Justice John Paul Stevens Succeeded by Justice Elena Kagan

Firstly, Justice John Paul Stevens (1975-2010), the author of the Crawford opinion, has been replaced by Justice Elena Kagan (2010-present), who is by all accounts sympathetic to civil rights against state obstruction.

That's one vote to overrule Crawford.

Justices Ruth Bader Ginsburg and Stephen G. Breyer each dissented from the Court's opinion in Crawford.

That's three votes.

Justice David Souter, who also dissented in Crawford, has been succeeded by Justice Sonia Sotomayor, who is sympathetic to civil rights against state obstruction.

That's four likely votes to overrule, and depending on this Court's custom sufficient to grant cert.

This leaves five remaining votes on the Court that ruled on Crawford:

Chief Justice John G. Roberts, Jr. and Anthony M. Kennedy who joined Stevens' opinion; and Justices Antonin Scalia, Clarence Thomas, and Samuel Anthony Alito who joined Scalia's concurring opinion.

Reads Scalia's opinion:

To evaluate a law respecting the right to vote—whether it governs voter qualifications, candidate selection, or the voting process—we use the approach set out in Burdick v. Takushi, 504 U. S. 428 (1992) . This calls for application of a deferential "important regulatory interests" standard for nonsevere, nondiscriminatory restrictions, reserving strict scrutiny for laws that severely restrict the right to vote. 
Use of Voter ID Laws to Severely Restrict and Discriminate Against Discrete Classes of Voters

Secondly, consider "nonsevere, nondiscriminatory restrictions." 

If one intellectually honest jurist of the Roberts, Scalia, Kennedy, Thomas, and Alito majority takes a look at the record accumulated in Frank v. Walker and Jones et al v. Deininger when these cases are petitioned to be heard before the Supreme Court, it will be clear, it will be striking, that severe, discriminatory restrictions are inherent and intended in GOP-written state photo voter ID laws.

Five years since Crawford have changed the minds of many jurists.

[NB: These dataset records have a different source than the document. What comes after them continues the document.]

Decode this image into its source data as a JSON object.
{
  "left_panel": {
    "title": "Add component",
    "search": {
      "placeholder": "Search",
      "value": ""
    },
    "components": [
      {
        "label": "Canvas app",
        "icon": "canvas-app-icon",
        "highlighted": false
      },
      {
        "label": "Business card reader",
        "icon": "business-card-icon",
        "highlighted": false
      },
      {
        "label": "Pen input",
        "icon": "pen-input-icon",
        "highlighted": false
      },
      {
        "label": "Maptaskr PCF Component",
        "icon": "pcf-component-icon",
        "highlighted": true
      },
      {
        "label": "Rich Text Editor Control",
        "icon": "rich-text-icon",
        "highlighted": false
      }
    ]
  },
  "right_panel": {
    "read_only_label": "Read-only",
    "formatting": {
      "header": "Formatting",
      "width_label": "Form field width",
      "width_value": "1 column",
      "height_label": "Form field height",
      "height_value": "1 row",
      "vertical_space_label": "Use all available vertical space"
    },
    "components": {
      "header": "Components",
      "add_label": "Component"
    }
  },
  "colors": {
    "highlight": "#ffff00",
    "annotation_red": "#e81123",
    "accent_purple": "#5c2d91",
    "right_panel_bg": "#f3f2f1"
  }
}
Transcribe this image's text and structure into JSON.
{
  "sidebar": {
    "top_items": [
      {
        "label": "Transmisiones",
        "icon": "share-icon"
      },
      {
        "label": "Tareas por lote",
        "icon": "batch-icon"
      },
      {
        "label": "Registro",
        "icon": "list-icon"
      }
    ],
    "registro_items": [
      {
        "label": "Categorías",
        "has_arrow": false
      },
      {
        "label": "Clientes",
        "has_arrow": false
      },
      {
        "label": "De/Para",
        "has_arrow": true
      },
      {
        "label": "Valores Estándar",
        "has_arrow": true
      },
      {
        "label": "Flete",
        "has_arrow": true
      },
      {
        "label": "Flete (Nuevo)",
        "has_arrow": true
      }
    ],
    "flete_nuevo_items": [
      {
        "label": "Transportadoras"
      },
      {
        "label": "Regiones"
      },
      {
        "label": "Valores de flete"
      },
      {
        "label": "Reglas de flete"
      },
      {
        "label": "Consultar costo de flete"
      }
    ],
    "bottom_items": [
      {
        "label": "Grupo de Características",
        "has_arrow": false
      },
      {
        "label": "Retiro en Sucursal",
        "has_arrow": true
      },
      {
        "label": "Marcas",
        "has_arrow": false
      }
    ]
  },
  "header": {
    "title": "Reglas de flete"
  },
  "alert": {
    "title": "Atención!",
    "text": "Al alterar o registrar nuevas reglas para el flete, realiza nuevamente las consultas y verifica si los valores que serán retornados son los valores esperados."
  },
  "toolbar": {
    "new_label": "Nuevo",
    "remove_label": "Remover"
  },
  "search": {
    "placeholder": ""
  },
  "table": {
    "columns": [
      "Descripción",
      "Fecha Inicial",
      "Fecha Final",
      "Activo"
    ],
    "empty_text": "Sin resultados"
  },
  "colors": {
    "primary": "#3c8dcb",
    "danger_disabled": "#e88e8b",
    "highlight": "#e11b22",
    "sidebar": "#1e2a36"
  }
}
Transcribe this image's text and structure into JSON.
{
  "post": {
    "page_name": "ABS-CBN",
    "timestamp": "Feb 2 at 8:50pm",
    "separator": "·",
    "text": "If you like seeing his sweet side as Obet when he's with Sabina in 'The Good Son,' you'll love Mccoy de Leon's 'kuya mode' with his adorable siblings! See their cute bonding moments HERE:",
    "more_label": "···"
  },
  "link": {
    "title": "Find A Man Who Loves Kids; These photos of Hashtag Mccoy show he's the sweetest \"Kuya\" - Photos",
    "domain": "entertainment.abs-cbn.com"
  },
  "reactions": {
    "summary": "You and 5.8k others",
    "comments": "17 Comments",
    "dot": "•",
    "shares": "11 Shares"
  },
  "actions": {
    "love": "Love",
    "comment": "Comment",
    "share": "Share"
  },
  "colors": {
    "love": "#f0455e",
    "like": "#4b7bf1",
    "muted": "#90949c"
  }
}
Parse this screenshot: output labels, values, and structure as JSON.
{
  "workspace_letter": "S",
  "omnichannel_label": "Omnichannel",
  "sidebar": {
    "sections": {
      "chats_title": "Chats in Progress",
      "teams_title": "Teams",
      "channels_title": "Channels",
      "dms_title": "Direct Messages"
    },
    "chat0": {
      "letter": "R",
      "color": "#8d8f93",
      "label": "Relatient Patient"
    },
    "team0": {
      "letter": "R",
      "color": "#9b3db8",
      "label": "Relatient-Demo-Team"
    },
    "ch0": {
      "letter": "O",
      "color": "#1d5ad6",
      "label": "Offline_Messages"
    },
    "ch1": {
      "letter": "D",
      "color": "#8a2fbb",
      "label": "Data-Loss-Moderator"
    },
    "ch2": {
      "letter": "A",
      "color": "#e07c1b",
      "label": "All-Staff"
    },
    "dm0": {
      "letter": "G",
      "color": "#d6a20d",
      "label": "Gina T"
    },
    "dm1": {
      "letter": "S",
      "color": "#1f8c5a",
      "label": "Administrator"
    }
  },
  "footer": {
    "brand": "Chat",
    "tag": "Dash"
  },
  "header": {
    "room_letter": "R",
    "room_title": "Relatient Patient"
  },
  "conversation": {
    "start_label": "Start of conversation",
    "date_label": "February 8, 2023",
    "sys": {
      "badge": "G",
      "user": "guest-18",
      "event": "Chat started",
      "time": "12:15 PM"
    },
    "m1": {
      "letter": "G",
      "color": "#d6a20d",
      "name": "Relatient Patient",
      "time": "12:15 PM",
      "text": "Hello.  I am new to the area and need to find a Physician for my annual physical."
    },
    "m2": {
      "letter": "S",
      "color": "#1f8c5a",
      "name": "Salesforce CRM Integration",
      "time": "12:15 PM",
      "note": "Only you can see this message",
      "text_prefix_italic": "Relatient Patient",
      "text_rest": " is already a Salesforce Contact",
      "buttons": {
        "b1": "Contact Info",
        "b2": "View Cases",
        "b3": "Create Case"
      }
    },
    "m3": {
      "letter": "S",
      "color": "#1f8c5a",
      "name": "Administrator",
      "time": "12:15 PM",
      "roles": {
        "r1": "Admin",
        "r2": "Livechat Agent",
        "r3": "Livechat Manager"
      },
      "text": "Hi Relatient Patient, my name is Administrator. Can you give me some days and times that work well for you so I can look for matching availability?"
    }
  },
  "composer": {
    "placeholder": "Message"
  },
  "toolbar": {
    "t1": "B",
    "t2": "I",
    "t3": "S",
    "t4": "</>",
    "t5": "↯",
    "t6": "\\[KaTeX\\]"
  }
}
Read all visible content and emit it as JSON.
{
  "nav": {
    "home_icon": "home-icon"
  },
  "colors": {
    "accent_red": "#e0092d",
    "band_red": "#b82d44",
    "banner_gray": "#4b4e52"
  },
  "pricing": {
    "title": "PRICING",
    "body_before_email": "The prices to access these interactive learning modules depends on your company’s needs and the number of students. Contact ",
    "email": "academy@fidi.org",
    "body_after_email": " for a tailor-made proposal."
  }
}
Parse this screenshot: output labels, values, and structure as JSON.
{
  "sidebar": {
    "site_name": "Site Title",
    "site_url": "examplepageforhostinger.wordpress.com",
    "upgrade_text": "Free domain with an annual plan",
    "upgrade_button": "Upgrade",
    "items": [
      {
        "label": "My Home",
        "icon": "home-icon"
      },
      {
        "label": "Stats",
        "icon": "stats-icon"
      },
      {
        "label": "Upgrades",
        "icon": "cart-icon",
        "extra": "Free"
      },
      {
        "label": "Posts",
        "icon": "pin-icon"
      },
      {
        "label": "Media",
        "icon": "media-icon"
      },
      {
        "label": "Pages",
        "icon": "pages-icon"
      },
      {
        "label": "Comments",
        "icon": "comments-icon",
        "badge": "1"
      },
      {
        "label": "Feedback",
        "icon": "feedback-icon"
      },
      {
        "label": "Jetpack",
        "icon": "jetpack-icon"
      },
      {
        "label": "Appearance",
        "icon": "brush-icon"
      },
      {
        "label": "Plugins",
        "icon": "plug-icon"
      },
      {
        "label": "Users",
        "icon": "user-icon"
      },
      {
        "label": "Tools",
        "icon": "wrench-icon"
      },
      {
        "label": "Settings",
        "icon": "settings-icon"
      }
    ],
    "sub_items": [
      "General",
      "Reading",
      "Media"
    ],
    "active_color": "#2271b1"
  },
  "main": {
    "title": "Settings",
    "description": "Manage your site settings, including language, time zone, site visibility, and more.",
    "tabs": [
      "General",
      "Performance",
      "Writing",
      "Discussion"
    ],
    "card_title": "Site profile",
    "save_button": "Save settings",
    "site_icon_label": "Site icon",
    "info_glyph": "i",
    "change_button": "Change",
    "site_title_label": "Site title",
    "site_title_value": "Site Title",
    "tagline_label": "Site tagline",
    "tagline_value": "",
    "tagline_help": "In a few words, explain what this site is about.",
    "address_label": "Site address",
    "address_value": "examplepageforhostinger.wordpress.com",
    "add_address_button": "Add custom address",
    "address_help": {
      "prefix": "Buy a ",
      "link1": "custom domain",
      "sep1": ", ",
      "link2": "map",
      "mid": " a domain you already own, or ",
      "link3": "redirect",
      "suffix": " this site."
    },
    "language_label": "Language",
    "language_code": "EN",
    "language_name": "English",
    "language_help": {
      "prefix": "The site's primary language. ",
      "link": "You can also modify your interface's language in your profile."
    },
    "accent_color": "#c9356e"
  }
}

As Souter wrote, joined by Ginsburg:

The statute is unconstitutional under the balancing standard of Burdick v. Takushi, 504 U. S. 428 (1992) : a State may not burden the right to vote merely by invoking abstract interests, be they legitimate, see ante, at 7–13, or even compelling, but must make a particular, factual showing that threats to its interests outweigh the particular impediments it has imposed. The State has made no such justification here, and as to some aspects of its law, it has hardly even tried
Five years have yielded an abundant factual record showing voting impediments and barriers, and virtually no showing of voter impersonation fraud out of 100s of millions of votes cast. And that's without Wisconsin's trial not yet begun.

Judge Richard A. Posner Recants His Crawford Opinion

Finally, the author of Crawford in the U.S. Court of Appeals for the Seventh Circuit which will hear the likely appeal of Frank and Jones, Judge Richard A. Posner (1981-present), has publicly recanted his Crawford opinion he authored, saying, "We judges and lawyers, we don’t know enough about the subject matters that we regulate, right? And that if the lawyers had provided us with a lot of information about the abuse of voter identification laws, this case [Crawford] would have been decided differently"

Can states eliminate the right of suffrage for discrete, otherwise constitutionally qualified voters?

The intent and effect of the flurry of GOP voter ID laws, and Wisconsin's law in particular, suggest their anti-voting project is unconstitutional as it erects discriminatory barriers that violate Section Two of the Voting Rights Act and the 14th and 15th Amendments to the U.S. Constitution.

As John Schwartz writes in the New York Times: "Richard L. Hasen, a law professor at the University of California, Irvine, and an expert on election law, said an admission of error by a judge is unusual, and 'gives to Democrats an ‘I-told-you-so’' argument on voter identification issues.
More significant, he said, it reflects what he called a recent shift. Previously, cases were decided largely along party lines, but then 'you started seeing both Democratic- and Republican-leaning judges' reining in voter identification requirements"

If say in 2014-15, the U.S. Supreme Court agrees to hear Frank and Jones, Scott Walker and Wisconsin Republicans will have made history just not in the way they intended.